From 360° Asheville School Views Magazine, Winter 2022
When teachers Tim and Helen Plaehn moved to Asheville School in 2006, they discovered a tucked-away meditative spot on campus—the Sulphur Springs Cemetery. Located atop a wooded knoll alongside the entrance to campus, this historic graveyard dates to the eighteenth century and includes a section dedicated to enslaved people. “There are so many stories captured among the graves,” Helen Plaehn says. Those stories inspired the Plaehns and Maggie Ruch Frelinghuysen, all Humanities teachers, to create a lesson plan that takes classes on a visit to the cemetery as students study the Civil War and while they are reading Adventures of Huckleberry Finn. It is one thing to discuss the Civil War, but quite another to visit a physical location where you can observe the lasting effects of divisive conflict.

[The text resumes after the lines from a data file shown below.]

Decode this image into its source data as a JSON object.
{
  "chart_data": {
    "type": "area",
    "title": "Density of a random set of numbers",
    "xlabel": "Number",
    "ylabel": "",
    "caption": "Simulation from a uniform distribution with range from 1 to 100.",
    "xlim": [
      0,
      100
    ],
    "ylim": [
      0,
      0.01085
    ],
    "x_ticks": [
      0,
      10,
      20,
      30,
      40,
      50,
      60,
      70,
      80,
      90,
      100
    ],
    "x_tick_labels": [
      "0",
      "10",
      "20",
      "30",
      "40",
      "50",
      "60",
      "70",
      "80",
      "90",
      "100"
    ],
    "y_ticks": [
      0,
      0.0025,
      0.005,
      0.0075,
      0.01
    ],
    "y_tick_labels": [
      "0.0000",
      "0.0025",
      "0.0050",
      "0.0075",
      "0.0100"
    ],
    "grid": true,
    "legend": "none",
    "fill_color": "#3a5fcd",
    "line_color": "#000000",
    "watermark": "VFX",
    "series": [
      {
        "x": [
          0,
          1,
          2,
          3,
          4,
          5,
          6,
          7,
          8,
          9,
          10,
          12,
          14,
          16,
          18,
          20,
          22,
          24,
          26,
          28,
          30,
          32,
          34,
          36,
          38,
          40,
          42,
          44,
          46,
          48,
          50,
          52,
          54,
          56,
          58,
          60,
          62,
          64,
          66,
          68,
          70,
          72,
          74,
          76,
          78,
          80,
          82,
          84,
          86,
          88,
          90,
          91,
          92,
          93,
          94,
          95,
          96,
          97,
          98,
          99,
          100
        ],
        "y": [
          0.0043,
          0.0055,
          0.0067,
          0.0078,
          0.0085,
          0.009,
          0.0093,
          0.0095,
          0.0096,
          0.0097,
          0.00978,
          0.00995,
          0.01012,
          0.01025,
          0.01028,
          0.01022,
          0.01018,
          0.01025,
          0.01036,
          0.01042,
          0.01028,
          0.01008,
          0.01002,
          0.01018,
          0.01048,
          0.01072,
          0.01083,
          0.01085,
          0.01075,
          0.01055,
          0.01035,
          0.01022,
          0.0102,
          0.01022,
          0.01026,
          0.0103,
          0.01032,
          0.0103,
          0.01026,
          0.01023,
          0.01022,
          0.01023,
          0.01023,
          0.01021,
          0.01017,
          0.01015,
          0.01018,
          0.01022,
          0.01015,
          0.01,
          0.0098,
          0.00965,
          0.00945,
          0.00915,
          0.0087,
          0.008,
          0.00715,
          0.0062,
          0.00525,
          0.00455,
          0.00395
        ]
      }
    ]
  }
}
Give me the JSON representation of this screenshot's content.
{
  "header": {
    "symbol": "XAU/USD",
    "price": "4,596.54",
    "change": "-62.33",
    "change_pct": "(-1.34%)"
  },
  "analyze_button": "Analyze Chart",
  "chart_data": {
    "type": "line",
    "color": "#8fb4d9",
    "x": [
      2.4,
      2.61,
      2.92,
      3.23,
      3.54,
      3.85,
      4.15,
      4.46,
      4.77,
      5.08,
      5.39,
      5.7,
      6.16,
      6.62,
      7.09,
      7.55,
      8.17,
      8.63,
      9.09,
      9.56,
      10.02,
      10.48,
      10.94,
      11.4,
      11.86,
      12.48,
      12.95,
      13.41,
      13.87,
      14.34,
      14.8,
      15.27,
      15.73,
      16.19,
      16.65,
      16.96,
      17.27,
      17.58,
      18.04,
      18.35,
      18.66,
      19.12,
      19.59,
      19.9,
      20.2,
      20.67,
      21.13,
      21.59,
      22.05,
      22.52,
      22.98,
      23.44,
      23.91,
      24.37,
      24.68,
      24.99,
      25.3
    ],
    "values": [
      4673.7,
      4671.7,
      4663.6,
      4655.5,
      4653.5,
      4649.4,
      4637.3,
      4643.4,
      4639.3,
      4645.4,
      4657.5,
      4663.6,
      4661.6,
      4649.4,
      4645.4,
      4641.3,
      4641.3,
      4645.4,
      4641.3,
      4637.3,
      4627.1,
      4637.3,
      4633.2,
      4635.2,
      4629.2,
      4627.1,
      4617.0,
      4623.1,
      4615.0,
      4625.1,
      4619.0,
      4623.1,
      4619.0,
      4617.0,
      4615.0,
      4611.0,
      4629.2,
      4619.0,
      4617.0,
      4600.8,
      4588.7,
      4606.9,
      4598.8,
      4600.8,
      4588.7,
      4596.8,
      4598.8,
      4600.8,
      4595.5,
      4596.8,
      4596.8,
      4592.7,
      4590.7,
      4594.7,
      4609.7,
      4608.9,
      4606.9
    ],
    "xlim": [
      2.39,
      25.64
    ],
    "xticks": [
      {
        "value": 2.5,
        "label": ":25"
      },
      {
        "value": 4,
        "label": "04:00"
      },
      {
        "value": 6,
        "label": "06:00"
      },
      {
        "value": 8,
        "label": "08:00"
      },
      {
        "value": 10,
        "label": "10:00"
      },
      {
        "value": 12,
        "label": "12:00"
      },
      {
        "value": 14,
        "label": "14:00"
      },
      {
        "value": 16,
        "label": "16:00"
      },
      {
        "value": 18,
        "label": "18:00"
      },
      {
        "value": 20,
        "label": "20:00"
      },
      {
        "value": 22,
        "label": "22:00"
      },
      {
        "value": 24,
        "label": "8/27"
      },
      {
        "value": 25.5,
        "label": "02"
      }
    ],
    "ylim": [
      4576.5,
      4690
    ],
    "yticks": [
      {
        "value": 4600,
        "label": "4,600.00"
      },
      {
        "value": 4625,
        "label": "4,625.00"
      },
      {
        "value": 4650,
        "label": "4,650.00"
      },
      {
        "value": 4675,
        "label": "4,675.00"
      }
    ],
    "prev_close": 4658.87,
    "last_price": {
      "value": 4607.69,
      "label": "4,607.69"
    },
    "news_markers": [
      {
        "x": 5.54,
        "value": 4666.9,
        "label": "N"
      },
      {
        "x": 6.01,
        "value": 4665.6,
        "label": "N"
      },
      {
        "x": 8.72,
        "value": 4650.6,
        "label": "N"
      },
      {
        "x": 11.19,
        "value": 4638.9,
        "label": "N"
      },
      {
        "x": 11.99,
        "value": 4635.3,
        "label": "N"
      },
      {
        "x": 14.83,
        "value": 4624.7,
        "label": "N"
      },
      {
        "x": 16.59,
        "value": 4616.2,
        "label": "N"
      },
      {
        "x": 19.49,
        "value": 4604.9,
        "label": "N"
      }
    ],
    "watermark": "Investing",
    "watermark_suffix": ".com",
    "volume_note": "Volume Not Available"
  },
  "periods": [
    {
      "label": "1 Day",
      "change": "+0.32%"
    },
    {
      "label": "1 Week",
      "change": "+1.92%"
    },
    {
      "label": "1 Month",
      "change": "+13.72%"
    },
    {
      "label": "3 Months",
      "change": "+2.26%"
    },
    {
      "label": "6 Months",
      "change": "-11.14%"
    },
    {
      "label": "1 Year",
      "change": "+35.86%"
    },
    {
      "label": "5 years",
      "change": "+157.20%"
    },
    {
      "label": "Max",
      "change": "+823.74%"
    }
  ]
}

“We have the students stand between an almost entirely white family cemetery and a slave cemetery—stand on a literal divide—and we ask them to contemplate what it meant for this nation to be on the brink of war,” Frelinghuysen says. “What it meant for brother to take arms against brother. What it meant to fight for the freedom of an entire population of people.” Study materials include original preserved documents. “We have the journals of a woman who owned the Sulphur Springs Hotel during the nineteenth century,” Plaehn says, “and these journals reference the people who lived and died on this land under slavery.”
Students reflect on the power of this visit once they return to the classroom in the form of a personal essay. One student, Bella Ostlund ’18, said the walk was a turning point in her own understanding of racial strife in the United States. “Stepping over stones and unmarked graves, I crept through the darkness surrounding me,” she wrote in her reflection piece. “For me, seeing the clear line between where the white people are buried versus the black, the unmarked graves, and just the sharp difference between the two races shocked me. This evidence exists in our backyards.”
The lesson gives students the chance to speak plainly together about history, change, and the current political climate. Ostlund ended her piece on a thoughtful note: “As Audre Lorde so eloquently puts it, ‘It is not our differences that divide us. It is our inability to recognize, accept and celebrate those differences.’ No one can go their life hiding behind this whitewash of society that has been painted on after the Civil War until the present day and still feel scared to discuss race. Going into high school, I began to understand this need to not feel uncomfortable around the topic but to recognize it, which brings acceptance and the absence of racism.”